Guardiola decidiu. Ele tirou Messi da ala direita e o colocou na ponta da formação avançada – mas sem a função de atacante tradicional.
Samuel Eto’o foi para a direita, Thierry Henry foi para a esquerda e Messi foi informado: saia, receba, decida. No final, era 6-2. O falso nove renasce.
Isso não era novidade. A Hungria de Gusztav Sebes eliminou a Inglaterra em seu próprio quintal em 1953, quando, na vitória por 6–3 sobre a Inglaterra, ele derrubou repetidamente Nandór Heidgkoti no meio-campo, forçando o zagueiro a sair de posição e criando espaço para Ferenc Puskas e Sandor Kocsis.
Johan Cruyff, primeiro sob o comando de Rince Michaels, desempenhou um papel de liderança na filosofia do Futebol Total para a Holanda.
No início, Messi tornou-se um problema sem solução. Quando ele caiu nas entrelinhas, os zagueiros do Real Madrid tiveram que tomar uma decisão: ir atrás dele e deixar uma abertura, ou ficar e dar-lhe bastante espaço.
Nenhuma das opções funcionou. Messi passou pela lacuna incontestado. Com Xavi, Andrés Iniesta e Yaya Touré na defesa e Henry e Eto’o ampliando a defesa, todas as decisões adversárias foram erradas.

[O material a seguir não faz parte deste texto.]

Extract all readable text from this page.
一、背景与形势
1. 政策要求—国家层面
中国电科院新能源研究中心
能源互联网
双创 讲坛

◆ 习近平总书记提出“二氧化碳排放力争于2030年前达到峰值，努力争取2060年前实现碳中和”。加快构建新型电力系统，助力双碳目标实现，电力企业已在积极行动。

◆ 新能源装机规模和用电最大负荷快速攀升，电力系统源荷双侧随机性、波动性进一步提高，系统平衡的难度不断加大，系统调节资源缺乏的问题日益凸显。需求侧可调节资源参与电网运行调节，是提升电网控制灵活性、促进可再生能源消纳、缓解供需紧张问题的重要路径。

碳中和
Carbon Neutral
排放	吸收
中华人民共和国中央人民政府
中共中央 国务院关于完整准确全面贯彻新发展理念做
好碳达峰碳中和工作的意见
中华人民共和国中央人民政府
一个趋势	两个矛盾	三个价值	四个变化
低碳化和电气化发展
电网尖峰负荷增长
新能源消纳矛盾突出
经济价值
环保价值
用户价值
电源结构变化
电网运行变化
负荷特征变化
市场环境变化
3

Guardiola repetiu o feito semanas depois, na final da Liga dos Campeões contra o Manchester United. Messi marcou de cabeça a 20 minutos do final.

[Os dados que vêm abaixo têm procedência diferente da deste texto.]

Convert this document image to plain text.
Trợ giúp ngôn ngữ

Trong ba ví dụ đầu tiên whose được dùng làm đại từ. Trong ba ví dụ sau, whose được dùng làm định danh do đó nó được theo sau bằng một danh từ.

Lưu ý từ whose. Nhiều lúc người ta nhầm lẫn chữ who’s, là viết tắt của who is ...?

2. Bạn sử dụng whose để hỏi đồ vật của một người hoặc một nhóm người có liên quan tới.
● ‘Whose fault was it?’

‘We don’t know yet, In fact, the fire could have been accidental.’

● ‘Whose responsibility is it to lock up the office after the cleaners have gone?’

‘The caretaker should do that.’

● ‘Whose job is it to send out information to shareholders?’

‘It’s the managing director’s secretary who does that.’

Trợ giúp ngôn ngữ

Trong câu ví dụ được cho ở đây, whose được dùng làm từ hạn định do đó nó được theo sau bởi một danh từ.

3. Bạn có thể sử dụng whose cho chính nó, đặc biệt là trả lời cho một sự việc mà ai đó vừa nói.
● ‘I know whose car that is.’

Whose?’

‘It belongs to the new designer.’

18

Entre 2011 e 2013, Messi marcou 96 gols em 69 partidas da La Liga.
A Bola de Ouro que lhe foi atribuída em 2009 tornou-se permanente – ganhou-a em 2010, 2011, 2012, 2015 e 2019, e acabaria por acumular oito. A primeira aconteceu quando ele tinha 22 anos. A última quando ele tinha 36 anos.
“Não prestei muita atenção à estratégia”, disse Messi ao jornalista Juan Pablo Verski em 2024.
“Mas com Guardiola aprendi muito. Comecei a entender os espaços, a posse da bola, como o jogo realmente funciona”.